環境、経済産業両省の調査によると、小型家電リサイクル制度に基づき、2015年度に回収・再資源化された携帯電話やパソコンなどは、使われなくなった小型家電の総量の約1割に当たる6万6000トン。両省は、制度導入3年目の15年度までに達成するとした年間14万トンの廃棄物をリサイクルする目標を、18年度へ先送りした。
制度に参加する自治体(4月時点)は1219で、全市区町村の7割にとどまった。回収に必要な人手や財源、一時保管場所の確保の難しさから、取り組みにばらつきがある。「組織体制的に困難」「事業コストが高い」。4月時点で小型家電リサイクル制度を「実施未定」「実施しない」とした408自治体から寄せられた主な理由だ。再資源化事業の採算性の悪さや、引き渡せる業者がいないことを挙げた自治体も目立った。
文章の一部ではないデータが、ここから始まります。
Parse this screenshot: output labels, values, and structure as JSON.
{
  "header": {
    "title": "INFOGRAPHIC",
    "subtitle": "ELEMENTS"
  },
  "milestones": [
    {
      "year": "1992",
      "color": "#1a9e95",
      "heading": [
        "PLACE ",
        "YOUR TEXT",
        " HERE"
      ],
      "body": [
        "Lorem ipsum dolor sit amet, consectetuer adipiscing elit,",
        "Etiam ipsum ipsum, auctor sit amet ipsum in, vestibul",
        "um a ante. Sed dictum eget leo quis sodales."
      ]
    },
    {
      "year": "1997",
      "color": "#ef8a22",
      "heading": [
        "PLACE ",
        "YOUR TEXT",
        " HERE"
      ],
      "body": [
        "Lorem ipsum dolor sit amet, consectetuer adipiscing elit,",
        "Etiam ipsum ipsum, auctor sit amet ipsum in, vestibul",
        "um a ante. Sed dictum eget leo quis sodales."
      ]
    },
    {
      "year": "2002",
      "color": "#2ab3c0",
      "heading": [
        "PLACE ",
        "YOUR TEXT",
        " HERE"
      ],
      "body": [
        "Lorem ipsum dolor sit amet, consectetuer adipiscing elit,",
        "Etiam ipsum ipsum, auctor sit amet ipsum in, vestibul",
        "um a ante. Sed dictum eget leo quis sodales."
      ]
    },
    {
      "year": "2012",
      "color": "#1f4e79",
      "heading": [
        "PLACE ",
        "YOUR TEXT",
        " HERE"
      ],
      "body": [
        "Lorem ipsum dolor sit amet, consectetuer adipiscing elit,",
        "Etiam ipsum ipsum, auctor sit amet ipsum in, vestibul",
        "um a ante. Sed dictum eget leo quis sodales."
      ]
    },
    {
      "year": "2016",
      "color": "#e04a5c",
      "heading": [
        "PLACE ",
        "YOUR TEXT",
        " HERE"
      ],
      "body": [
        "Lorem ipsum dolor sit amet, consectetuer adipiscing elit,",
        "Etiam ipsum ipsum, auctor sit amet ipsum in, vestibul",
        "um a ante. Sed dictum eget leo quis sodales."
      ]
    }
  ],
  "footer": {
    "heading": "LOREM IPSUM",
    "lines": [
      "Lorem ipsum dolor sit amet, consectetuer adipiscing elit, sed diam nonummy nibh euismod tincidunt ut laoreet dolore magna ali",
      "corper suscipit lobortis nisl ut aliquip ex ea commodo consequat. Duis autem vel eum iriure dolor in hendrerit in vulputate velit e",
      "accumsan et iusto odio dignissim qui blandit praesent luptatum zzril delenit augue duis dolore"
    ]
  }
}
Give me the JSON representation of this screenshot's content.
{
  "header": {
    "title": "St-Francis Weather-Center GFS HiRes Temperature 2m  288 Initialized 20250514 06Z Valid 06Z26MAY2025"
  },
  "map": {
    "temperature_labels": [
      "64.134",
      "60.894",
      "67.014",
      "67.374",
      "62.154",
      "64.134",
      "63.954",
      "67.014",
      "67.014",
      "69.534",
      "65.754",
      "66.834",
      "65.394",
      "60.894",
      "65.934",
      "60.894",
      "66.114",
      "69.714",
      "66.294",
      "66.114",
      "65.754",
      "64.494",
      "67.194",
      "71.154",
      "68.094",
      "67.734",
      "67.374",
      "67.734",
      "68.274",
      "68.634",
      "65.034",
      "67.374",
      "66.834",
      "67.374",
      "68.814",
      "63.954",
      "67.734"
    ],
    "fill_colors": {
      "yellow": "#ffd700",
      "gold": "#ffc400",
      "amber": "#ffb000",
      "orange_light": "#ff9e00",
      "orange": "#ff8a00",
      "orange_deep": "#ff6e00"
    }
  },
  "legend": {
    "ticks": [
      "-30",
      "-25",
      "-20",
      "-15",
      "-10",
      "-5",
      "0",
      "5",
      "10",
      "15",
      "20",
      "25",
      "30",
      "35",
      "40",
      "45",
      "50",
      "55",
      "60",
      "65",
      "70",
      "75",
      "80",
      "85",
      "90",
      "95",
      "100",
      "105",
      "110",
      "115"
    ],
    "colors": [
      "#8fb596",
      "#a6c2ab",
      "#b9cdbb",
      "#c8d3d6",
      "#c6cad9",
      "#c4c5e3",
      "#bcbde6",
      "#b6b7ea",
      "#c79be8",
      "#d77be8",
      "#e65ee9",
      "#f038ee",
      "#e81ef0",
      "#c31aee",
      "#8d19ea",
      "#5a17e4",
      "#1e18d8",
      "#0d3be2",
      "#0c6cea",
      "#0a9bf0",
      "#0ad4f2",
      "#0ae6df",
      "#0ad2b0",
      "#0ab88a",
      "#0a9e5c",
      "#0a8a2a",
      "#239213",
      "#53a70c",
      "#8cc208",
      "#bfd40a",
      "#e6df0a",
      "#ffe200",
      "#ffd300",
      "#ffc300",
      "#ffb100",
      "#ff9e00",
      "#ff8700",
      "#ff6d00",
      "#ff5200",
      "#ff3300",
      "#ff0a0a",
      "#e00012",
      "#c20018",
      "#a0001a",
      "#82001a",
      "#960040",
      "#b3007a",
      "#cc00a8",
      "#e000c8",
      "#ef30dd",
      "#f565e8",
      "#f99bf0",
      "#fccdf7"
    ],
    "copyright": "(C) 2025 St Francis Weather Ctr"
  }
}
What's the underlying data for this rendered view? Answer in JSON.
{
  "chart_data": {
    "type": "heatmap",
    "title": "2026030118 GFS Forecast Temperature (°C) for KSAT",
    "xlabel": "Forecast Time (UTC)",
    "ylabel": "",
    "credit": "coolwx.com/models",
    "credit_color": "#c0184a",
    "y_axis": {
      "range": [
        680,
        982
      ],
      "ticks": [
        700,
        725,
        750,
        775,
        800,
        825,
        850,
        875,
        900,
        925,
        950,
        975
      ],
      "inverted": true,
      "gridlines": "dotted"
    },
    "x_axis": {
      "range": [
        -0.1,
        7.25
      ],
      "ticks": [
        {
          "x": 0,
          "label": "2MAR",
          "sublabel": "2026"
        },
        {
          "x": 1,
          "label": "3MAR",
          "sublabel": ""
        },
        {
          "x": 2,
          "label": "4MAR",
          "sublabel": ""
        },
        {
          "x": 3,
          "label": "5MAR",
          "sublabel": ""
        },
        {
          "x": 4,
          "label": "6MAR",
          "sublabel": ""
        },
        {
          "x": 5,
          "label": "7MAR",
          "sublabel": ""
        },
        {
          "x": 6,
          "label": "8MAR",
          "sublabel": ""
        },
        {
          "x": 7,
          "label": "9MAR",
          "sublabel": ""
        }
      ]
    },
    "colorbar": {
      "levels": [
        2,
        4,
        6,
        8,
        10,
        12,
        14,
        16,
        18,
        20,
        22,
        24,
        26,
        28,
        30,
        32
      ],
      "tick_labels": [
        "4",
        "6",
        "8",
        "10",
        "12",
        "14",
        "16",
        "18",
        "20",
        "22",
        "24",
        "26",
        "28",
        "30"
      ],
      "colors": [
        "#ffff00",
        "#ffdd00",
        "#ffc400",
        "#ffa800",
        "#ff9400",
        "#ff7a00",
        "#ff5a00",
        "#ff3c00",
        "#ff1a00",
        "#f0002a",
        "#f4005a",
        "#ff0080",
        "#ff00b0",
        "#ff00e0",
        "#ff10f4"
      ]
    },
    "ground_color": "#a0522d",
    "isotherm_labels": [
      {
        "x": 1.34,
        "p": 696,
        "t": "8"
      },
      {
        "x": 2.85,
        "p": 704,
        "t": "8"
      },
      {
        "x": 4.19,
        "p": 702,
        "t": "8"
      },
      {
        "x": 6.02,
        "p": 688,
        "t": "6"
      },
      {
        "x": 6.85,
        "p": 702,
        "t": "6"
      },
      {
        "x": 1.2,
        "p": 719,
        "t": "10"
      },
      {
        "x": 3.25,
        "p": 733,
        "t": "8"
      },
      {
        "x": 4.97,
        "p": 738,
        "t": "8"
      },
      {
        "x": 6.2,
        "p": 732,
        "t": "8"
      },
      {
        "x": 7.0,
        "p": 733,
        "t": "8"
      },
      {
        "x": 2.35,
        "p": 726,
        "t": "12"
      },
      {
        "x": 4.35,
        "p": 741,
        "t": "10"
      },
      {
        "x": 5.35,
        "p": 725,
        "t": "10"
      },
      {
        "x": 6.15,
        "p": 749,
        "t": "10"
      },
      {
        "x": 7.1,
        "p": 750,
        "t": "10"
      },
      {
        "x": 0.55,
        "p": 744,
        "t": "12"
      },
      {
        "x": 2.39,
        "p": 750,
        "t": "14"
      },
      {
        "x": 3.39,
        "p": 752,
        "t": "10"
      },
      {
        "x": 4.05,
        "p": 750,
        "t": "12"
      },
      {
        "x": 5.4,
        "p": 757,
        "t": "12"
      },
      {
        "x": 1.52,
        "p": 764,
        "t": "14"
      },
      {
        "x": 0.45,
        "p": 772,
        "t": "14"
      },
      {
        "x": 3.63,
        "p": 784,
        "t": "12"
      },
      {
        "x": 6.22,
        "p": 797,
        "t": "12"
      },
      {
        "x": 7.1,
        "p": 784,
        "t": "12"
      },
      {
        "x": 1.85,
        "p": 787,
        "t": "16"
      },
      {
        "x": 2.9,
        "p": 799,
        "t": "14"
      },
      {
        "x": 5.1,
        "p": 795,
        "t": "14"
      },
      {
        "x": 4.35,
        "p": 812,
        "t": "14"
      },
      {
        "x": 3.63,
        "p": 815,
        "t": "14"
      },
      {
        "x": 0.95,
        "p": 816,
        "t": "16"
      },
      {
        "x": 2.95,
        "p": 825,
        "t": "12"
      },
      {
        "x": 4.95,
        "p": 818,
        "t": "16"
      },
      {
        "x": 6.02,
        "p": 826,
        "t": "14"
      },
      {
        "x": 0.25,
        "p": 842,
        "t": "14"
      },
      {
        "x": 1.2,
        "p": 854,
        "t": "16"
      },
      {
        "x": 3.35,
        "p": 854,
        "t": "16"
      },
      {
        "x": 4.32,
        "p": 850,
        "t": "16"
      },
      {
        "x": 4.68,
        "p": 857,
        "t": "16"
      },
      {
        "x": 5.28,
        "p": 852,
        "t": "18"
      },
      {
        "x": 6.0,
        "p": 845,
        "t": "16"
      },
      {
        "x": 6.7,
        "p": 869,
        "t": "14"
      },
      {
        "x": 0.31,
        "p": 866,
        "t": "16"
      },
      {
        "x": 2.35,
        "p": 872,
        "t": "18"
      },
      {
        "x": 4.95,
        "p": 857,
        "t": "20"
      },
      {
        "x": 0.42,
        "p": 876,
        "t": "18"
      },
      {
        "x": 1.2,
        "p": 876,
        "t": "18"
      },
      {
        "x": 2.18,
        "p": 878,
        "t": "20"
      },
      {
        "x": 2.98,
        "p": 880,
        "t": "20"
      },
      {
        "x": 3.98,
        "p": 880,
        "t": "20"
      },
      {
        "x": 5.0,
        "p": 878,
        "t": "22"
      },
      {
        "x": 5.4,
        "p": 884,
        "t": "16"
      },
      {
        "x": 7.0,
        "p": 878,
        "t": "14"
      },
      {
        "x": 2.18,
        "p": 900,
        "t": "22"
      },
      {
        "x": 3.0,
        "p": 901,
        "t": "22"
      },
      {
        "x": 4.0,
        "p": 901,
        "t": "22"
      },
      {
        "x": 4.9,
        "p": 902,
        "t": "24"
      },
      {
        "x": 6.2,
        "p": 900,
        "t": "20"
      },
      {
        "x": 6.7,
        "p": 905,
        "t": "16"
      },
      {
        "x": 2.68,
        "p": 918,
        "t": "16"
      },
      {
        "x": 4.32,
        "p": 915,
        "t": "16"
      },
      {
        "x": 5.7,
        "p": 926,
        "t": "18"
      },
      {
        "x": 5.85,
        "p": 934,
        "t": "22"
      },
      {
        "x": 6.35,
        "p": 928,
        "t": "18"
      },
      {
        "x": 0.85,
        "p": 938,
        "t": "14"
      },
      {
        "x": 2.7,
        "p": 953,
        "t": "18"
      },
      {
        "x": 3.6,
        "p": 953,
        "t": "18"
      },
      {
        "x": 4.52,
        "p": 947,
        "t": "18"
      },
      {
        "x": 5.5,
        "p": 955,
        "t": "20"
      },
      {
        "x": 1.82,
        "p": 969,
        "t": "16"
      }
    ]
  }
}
リサイクル業者が引き取りに消極的になっている背景には、世界経済の減速に伴う需要減で、制度開始当初には想定できなかった資源価格の下落がある。環境省によると、再資源化される金属全体の90%近くを占める鉄は、5年前と比べマイナス58%。銅は53%、銀も34%下がった。
収集運搬や一時保管にかかる費用を差し引くと、業者が赤字になるケースも多い。経産省が認定業者を対象に実施したアンケートでは約60%が「採算が取れない」と回答。ある自治体の担当者は「今後も資源価格が下がり続ければ、業者のコストの一部を負担せざるを得ない」と懸念する。
こうした中、業者へ多くの廃棄物を効率的に引き渡すため、回収方法に工夫を凝らす自治体も出ており、環境省はモデル事例として全国への拡大を目指している。
専用ボックス奏功
岡山市は、公共施設や家電量販店など100カ所以上に専用ボックスを設置。回収や運搬を認定業者が直接担うことで、市の負担を抑えつつ、回収量を増やすことができた。長野市や京都市も、電器店と提携した取り組みで実績を上げている。
隣接する福島県桑折町と国見町は昨年度、共同で収集運搬する実証事業に取り組み、費用が単独で実施する場合の3分の1程度に減った。
環境省は、携帯電話などの個人情報漏洩防止策として、専用ボックスによる回収以外に、一般ごみと一緒に集めるピックアップ方式の導入を後押ししている。自治体が直接集めることで、住民に安心して廃棄してもらう狙いだ。宅配便を利用して認定業者に直送できる仕組みを設ける自治体も多い。